Some websites opt to only apply the security measures on the section of the site that handles confidential information – the checkout if it’s an ecommerce site or when users are submitting their username and password. This is called using Force SSL Exclusively.
How does it work?
Once you’ve downloaded an SSL for your own website you are then registered with the provider and a Root Certificate is issued to you and is digitally embedded in the website. Each time a connection is made between your website and a browser e.g. Firefox, Chrome – the certificate is recognised and your data is protected. All data such as financial information or passwords is then encrypted meaning it can’t be picked up on route by a third party.
When the browser on the end users computer (the site visitor) picks up that there is no root certificate then a warning message will flash up informing the site visitor that the site they’re accessing is not secure. The choice as to whether to proceed is ultimately the end user’s but given that the stakes are high most people will head off to find another more secure website offering the same product or service.
Do all websites need an SSL certificate?
Yes. It simply is not worth the risk you will put your customer’s data or financial information under let alone the damage that can be caused to the website’s reputation. Even the threat of a security breach is enough to turn customers away and into the hands of your competitors and their more secure websites. If you have protection then not only does it show that you take security seriously but if in the event of a data security breach you will have systems in place to cover it.

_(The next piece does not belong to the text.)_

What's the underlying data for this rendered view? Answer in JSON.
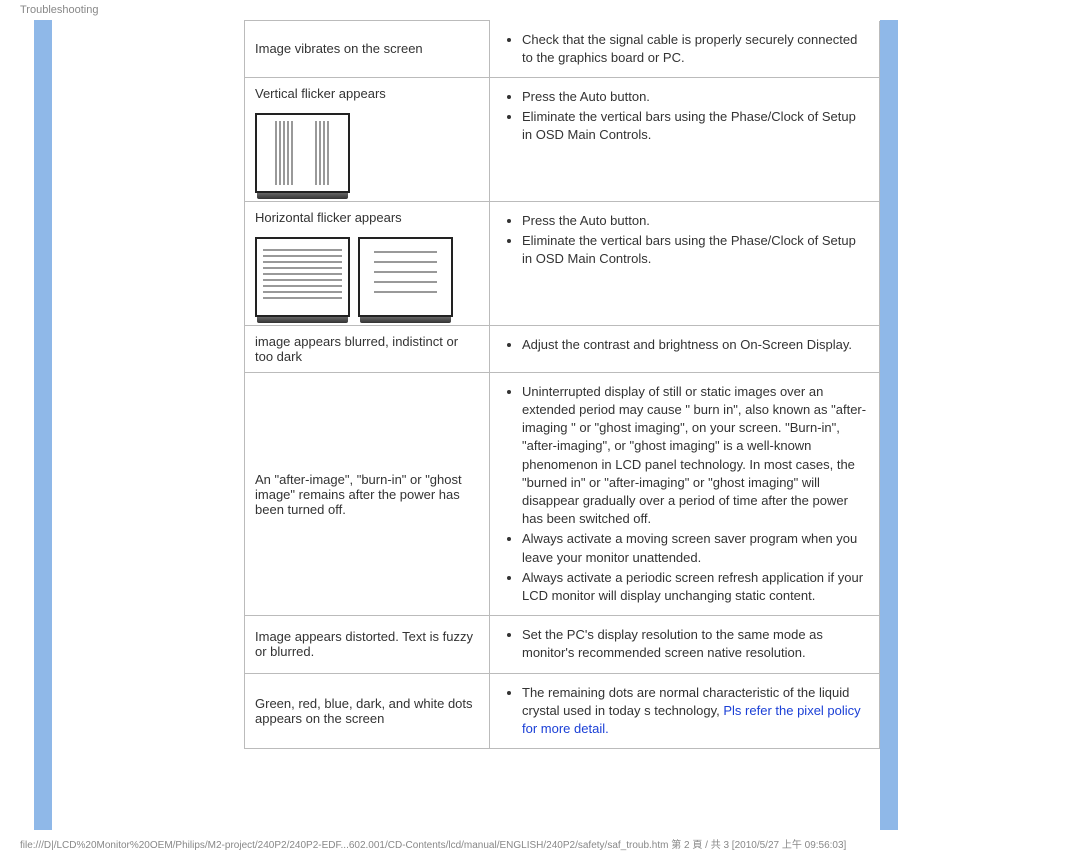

There is an exception however. Many ecommerce sites opt to use a third party payment system e.g. PayPal – rather than a payment module built into the site itself. In this case all the financial information will be handled by them and will be fully protected by the payment system. In this case the SSL is not vital and is up to the site owner as to what they choose to do.

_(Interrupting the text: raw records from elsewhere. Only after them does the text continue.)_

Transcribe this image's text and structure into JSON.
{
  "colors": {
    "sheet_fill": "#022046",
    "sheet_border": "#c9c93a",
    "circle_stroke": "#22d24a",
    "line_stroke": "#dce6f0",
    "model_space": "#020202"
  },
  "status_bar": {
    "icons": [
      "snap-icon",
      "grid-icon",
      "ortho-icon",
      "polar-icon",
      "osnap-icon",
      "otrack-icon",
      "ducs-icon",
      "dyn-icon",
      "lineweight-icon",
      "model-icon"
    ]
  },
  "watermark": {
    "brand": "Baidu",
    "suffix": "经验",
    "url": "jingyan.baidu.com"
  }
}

The answer to this is more black or white. If you’re handling confidential data – usernames or passwords – but not accepting payment then having an SSL crytographic file you against this information being hacked.
If the website handles no confidential information whatsoever then there is no need to worry about one.
Anything else you should know?
Google like websites with SSLs and accordingly the prescence of an SSL is one of the multitude of ranking factors in their algorithm. In 2014 the company announced that they would be making this change as part of their continuing drive to create a safer Internet for everyone.
Be Safe Online
Planning a new website gives you a lot to think about but hopefully you’ll now see that it’s actually fairly straight forward setting up an SSL for your website. When you compare it with all the hard work that building a website and particularly an ecommerce store involves – sorting out suppliers, shipping routes and organising the products and all the other multitude of jobs. Don’t ignore it.
It may be the case that you don’t actually need an SSL but either way you must have investigated the need and be well informed before making your final decision.